Seldon judgment: staff retention and workforce planning justified partners’ retirement age

Seldon judgment: staff retention and workforce planning justified partners’ retirement age

The long-running saga of whether a law firm could justify requiring an equity partner to retire at the age of 65 finally reached a conclusion at the Employment Tribunal on 28 May.

Applying the principles in the Judgments of the Court of Appeal and the Supreme Court, the Tribunal rejected the claim of Mr Seldon, in Seldon v Clarkson Wright & Jakes. It found that attracting and retaining talented solicitors and facilitating workforce planning were legitimate aims and that the imposition of a retirement age for partners of 65 struck an acceptable balance between the needs of the firm and the individual partner. Rachel Dineley, Employment Partner and Head of the Equality and Discrimination Unit at international law firm DAC Beachcroft, commented: “The Tribunal’s decision is both expected and welcome. It will provide comfort to a wide range of businesses where, in appropriate circumstances, there is a clearly perceived need to impose a retirement age, notwithstanding the abolition of the default retirement age in 2011. It does not provide a carte blanche for employers to introduce their own retirement age in the absence of clear justification. What will be justifiable is contingent upon the employer establishing a legitimate aim or aims and demonstrating, both with tangible evidence and the application of common sense (but without stereotyping) that the retirement age is appropriate and reasonably necessary to achieve those aims.

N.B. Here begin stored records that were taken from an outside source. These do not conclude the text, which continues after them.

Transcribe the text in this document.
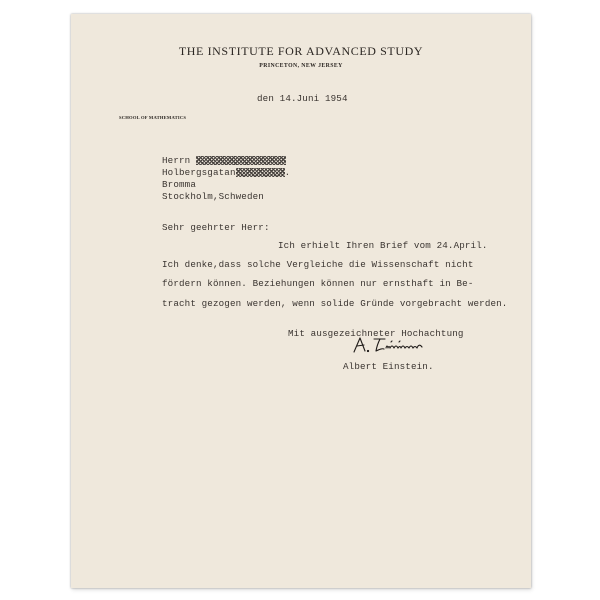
THE INSTITUTE FOR ADVANCED STUDY
PRINCETON, NEW JERSEY
den 14.Juni 1954
SCHOOL OF MATHEMATICS
Herrn
Holbergsgatan	.
Bromma
Stockholm,Schweden
Sehr geehrter Herr:
Ich erhielt Ihren Brief vom 24.April.
Ich denke,dass solche Vergleiche die Wissenschaft nicht
fördern können. Beziehungen können nur ernsthaft in Be-
tracht gezogen werden, wenn solide Gründe vorgebracht werden.
Mit ausgezeichneter Hochachtung
Albert Einstein.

Following the abolition of the default retirement age, employers will be able to make an assessment, over time, as to whether the introduction of their own retirement age is warranted, either for particular categories of employee (such as management grades) or for their workforce as a whole. For the time being, however, employers have learned to live with the absence of a retirement age for their staff. Partners in partnerships were never subject to the default retirement age under the 2006 Age Regulations and, subsequently, the Equality Act 2010. Partnerships, in particular, will want to examine the Tribunal’s judgment to assess whether any retirement age stipulated in their Partnership Deed or Membership Agreement now needs to be revisited”

Rachel added: “The essentials of the Tribunal’s judgment were as follows: the determination as to whether the firm had directly discriminated against Mr Seldon on grounds of his age had to be made by reference to the date on which the relevant treatment was applied to him, ie, 31 December 2006, when he was required to retire under the terms of the Partnership Deed. While the mandatory retirement age could not be justified on the basis of the desire to limit the need to expel partners by way of performance management, thus contributing to the congenial and supportive culture in the firm, the firm was clearly justified in seeking to ensure (a) that associates were given the opportunity of partnership after a reasonable period (thereby ensuring that they did not leave the firm) and (b) the planning of the partnership and workforce across individual departments could be undertaken by having a realistic long-term expectation as to when vacancies would arise.

In assessing whether these two aims were achieved by proportionate means, the Tribunal considered whether the selection of age 65, specifically, was warranted. Mr Seldon himself described the age as “a reasonable target” and it was not an age with which any of the partners had disagreed. Furthermore, the partners were in an equal bargaining position when they consented to the inclusion of the rule in their Partnership Deed. The Tribunal made clear that there has to be a balance between the needs of the firm and of the partners and associates. Along the way, they took account of the fact that Mr Seldon had consented to the retirement age and noted that at the relevant time (December 2006) the default retirement age for employees was 65, when salaried partners and associates could be required to retire. This was thought to be helpful. The fact that the State pension age was 65 for men (and earlier for women) was relevant although not a significant factor.

As in all cases of objective justification of direct age discrimination and all indirect discrimination, a complex balancing exercise is needed, which takes proper account of all relevant factors and weights them appropriately. In this case, the Tribunal found there is a narrow range of retirement ages – perhaps from 64 to 66 – any one of which would achieve the two identified aims. It was noted that the position might be different if the relevant date had come after the abolition of the default retirement age and after the planned changes in the State pension age. There is, no doubt, scope for further argument and potential for more case law as the impact of the abolition of the default retirement age is felt. Partnerships, in particular, will want to examine the Tribunal’s judgment, to assess whether any retirement age stipulated in their partnership deed or membership agreement now needs to be revisited. No two businesses will be the same. Careful analysis of a wide range of factors, from the age profile of the partnership or membership, through to medium to long term business planning, will be necessary to assess and address the risks associated imposing retirement at a specified age.”